Selamün Aleyküm Aziz Kardeşlerim,

Üstad yalanın hiçbir yerde caiz olmadığını söylüyor. Halbuki biz üç yerde yalan söylemenin caiz olduğunu öğrenmiştik. Hatta Hendek savaşında yeni müslüman olan birine Efendimizin karşı tarafa asılsız haber uçurmak için görevlendirdiğini biliyoruz. Bu durum da üstadın aşağıdaki sözleri ile Efendimiz'in sünneti nasıl kabil-i tevfik olunabilir?

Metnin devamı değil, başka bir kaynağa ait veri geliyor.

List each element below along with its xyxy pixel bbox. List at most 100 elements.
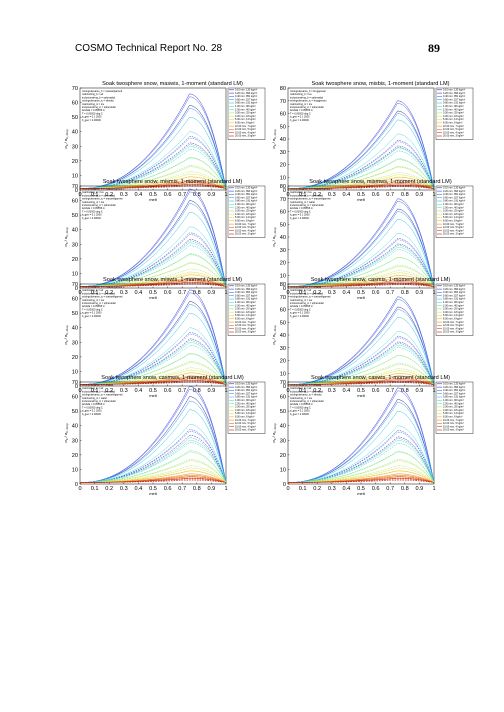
y-tick-label: 10	[72, 173, 78, 179]
series-line	[79, 242, 227, 287]
series-line-dashed	[288, 284, 435, 287]
param-line: a_geo = 0.1 2000	[82, 214, 102, 217]
y-tick-label: 30	[72, 242, 78, 248]
x-axis-label: melt	[149, 197, 157, 202]
param-line: a_geo = 0.1 2000	[290, 312, 310, 315]
legend-entry: 2.00 mm, 40 kg/m³	[235, 108, 256, 111]
series-line	[287, 440, 435, 483]
param-line: inclusionstring_ic = spheroidal	[82, 400, 116, 403]
series-line	[288, 451, 435, 483]
chart-title: Soak twosphere snow, mismis, 1-moment (s…	[103, 179, 243, 185]
series-line-dashed	[288, 479, 435, 483]
legend-entry: 1.00 mm, 96 kg/m³	[235, 105, 256, 108]
param-line: T = 0.00000 deg C	[290, 112, 311, 115]
param-line: lambda = 0.05555 m	[82, 207, 105, 210]
param-line: matrixstring_ic = ice	[290, 103, 313, 106]
param-line: mixingrulename_ic = sihvola	[290, 394, 322, 397]
x-tick-label: 0.6	[372, 388, 380, 394]
legend-entry: 5.00 mm, 14 kg/m³	[443, 412, 464, 415]
x-tick-label: 0.2	[313, 486, 321, 492]
series-line	[288, 166, 435, 189]
x-tick-label: 0.4	[135, 290, 143, 296]
legend-entry: 0.20 mm, 893 kg/m³	[235, 288, 257, 291]
y-tick-label: 50	[72, 409, 78, 415]
legend-entry: 4.00 mm, 18 kg/m³	[235, 115, 256, 118]
legend-entry: 0.60 mm, 527 kg/m³	[235, 294, 257, 297]
legend-entry: 10.00 mm, 7 kg/m³	[443, 419, 464, 422]
y-tick-label: 30	[72, 340, 78, 346]
x-tick-label: 0.2	[313, 388, 321, 394]
y-tick-label: 70	[72, 184, 78, 190]
legend-box	[227, 185, 266, 238]
y-tick-label: 50	[72, 311, 78, 317]
legend-entry: 12.00 mm, 5 kg/m³	[443, 422, 464, 425]
param-line: mixingrulename_b = maxwellgarnett	[82, 188, 122, 191]
param-line: mixingrulename_ic = maxwellgarnett	[82, 296, 123, 299]
param-line: T = 0.00000 deg C	[82, 406, 103, 409]
series-line	[287, 232, 435, 287]
figure-panel-1: Soak twosphere snow, maswis, 1-moment (s…	[60, 80, 266, 203]
y-tick-label: 70	[280, 380, 286, 386]
x-tick-label: 0.9	[416, 290, 424, 296]
legend-entry: 0.80 mm, 191 kg/m³	[235, 102, 257, 105]
series-line	[287, 103, 435, 189]
y-axis-label: σb / σb, drop	[271, 129, 277, 149]
x-tick-label: 0.9	[416, 486, 424, 492]
param-line: b_geo = 2.00000	[290, 413, 309, 416]
param-line: a_geo = 0.1 2000	[290, 410, 310, 413]
param-line: lambda = 0.05555 m	[290, 403, 313, 406]
legend-entry: 0.60 mm, 527 kg/m³	[443, 392, 465, 395]
legend-entry: 0.80 mm, 191 kg/m³	[443, 200, 465, 203]
legend-box	[435, 185, 474, 238]
y-tick-label: 80	[280, 184, 286, 190]
chart-svg: Soak twosphere snow, casmis, 1-moment (s…	[271, 277, 474, 398]
param-line: matrixstring_ic = water	[82, 397, 107, 400]
legend-entry: 3.00 mm, 25 kg/m³	[443, 308, 464, 311]
y-tick-label: 0	[75, 384, 78, 390]
series-line	[79, 327, 227, 385]
param-line: lambda = 0.05555 m	[290, 305, 313, 308]
legend-entry: 0.20 mm, 893 kg/m³	[235, 92, 257, 95]
param-line: inclusionstring_b = spheroidal	[290, 96, 323, 99]
x-tick-label: 0.6	[164, 486, 172, 492]
param-line: inclusionstring_ic = spheroidal	[82, 204, 116, 207]
figure-panel-3: Soak twosphere snow, mismis, 1-moment (s…	[60, 178, 266, 301]
series-line	[288, 344, 435, 385]
chart-svg: Soak twosphere snow, maswis, 1-moment (s…	[63, 81, 266, 202]
legend-entry: 1.00 mm, 96 kg/m³	[443, 301, 464, 304]
y-tick-label: 20	[280, 163, 286, 169]
series-line	[288, 355, 435, 385]
legend-entry: 3.00 mm, 25 kg/m³	[443, 112, 464, 115]
y-axis-label: σb / σb, drop	[63, 129, 69, 149]
param-line: a_geo = 0.1 2000	[82, 410, 102, 413]
y-axis-label: σb / σb, drop	[63, 423, 69, 443]
x-tick-label: 0.5	[149, 290, 157, 296]
y-tick-label: 60	[280, 395, 286, 401]
legend-entry: 20.00 mm, 3 kg/m³	[443, 233, 464, 236]
legend-entry: 0.60 mm, 527 kg/m³	[443, 196, 465, 199]
x-tick-label: 0.6	[164, 192, 172, 198]
x-tick-label: 1	[224, 486, 227, 492]
page-number: 89	[428, 41, 440, 55]
param-line: mixingrulename_ic = bruggeman	[290, 100, 327, 103]
param-line: inclusionstring_ic = spheroidal	[82, 302, 116, 305]
series-line-dashed	[79, 429, 227, 483]
chart-title: Soak twosphere snow, maswis, 1-moment (s…	[102, 81, 243, 87]
x-tick-label: 1	[432, 486, 435, 492]
legend-entry: 8.00 mm, 8 kg/m³	[443, 416, 463, 419]
param-line: matrixstring_ic = ice	[82, 299, 105, 302]
legend-entry: 0.40 mm, 851 kg/m³	[235, 389, 257, 392]
x-tick-label: 0.7	[386, 486, 394, 492]
x-tick-label: 0.6	[372, 486, 380, 492]
param-line: inclusionstring_ic = spheroidal	[290, 400, 324, 403]
x-tick-label: 0.4	[343, 192, 351, 198]
chart-svg: Soak twosphere snow, casmws, 1-moment (s…	[63, 375, 266, 496]
y-tick-label: 50	[280, 222, 286, 228]
y-tick-label: 50	[72, 115, 78, 121]
legend-entry: 8.00 mm, 8 kg/m³	[235, 318, 255, 321]
legend-entry: 2.00 mm, 40 kg/m³	[443, 108, 464, 111]
legend-entry: 4.00 mm, 18 kg/m³	[443, 213, 464, 216]
x-tick-label: 0.5	[357, 486, 365, 492]
legend-entry: 0.60 mm, 527 kg/m³	[235, 98, 257, 101]
legend-entry: 2.00 mm, 40 kg/m³	[443, 206, 464, 209]
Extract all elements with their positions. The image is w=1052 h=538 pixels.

Sual: Bir maslahata binaen kizbin caiz olduğu söylenilmektedir. Öyle midir?

Cevab: Evet, kat'î ve zarurî bir maslahat için bir mesağ-ı şer'î vardır. Fakat hakikata bakılırsa, maslahat dedikleri şey bâtıl bir özürdür. Zira usûl-i şeriatta takarrur ettiği vechile, mazbut ve miktarı muayyen olmayan bir şey, hükümlere illet ve medar olamaz. Çünki mikdarı bir hadd altına alınmadığından sû'-i istimale uğrar. Maahaza bir şeyin zararı menfaatına galebe ederse, o şey mensuh ve gayr-ı muteber olur. Maslahat, o şeyi terketmekte olur. Evet âlemde görünen bu kadar inkılablar ve karışıklıklar, zararın özür telakki edilen maslahata galebe etmesine bir şahiddir. Fakat kinaye veya ta'riz suretiyle yani gayr-ı sarih bir kelime ile söylenilen yalan, kizbden sayılmaz.

Hülâsa: Yol ikidir: Ya sükût etmektir. Çünki söylenilen her sözün doğru olması lâzımdır. Veya sıdktır. Çünki İslâmiyetin esası, sıdktır. İmanın hassası, sıdktır. Bütün kemalâta îsal edici, sıdktır. Ahlâk-ı âliyenin hayatı, sıdktır. Terakkiyatın mihveri sıdktır. Âlem-i İslâm'ın nizamı, sıdktır. Nev'-i beşeri kâ'be-i kemalâta îsal eden, sıdktır. Ashab-ı Kiram'ı bütün insanlara tefevvuk ettiren sıdktır. Muhammed-i Hâşimî Aleyhissalâtü Vesselâm'ı meratib-i beşeriyenin en yükseğine çıkaran, sıdktır.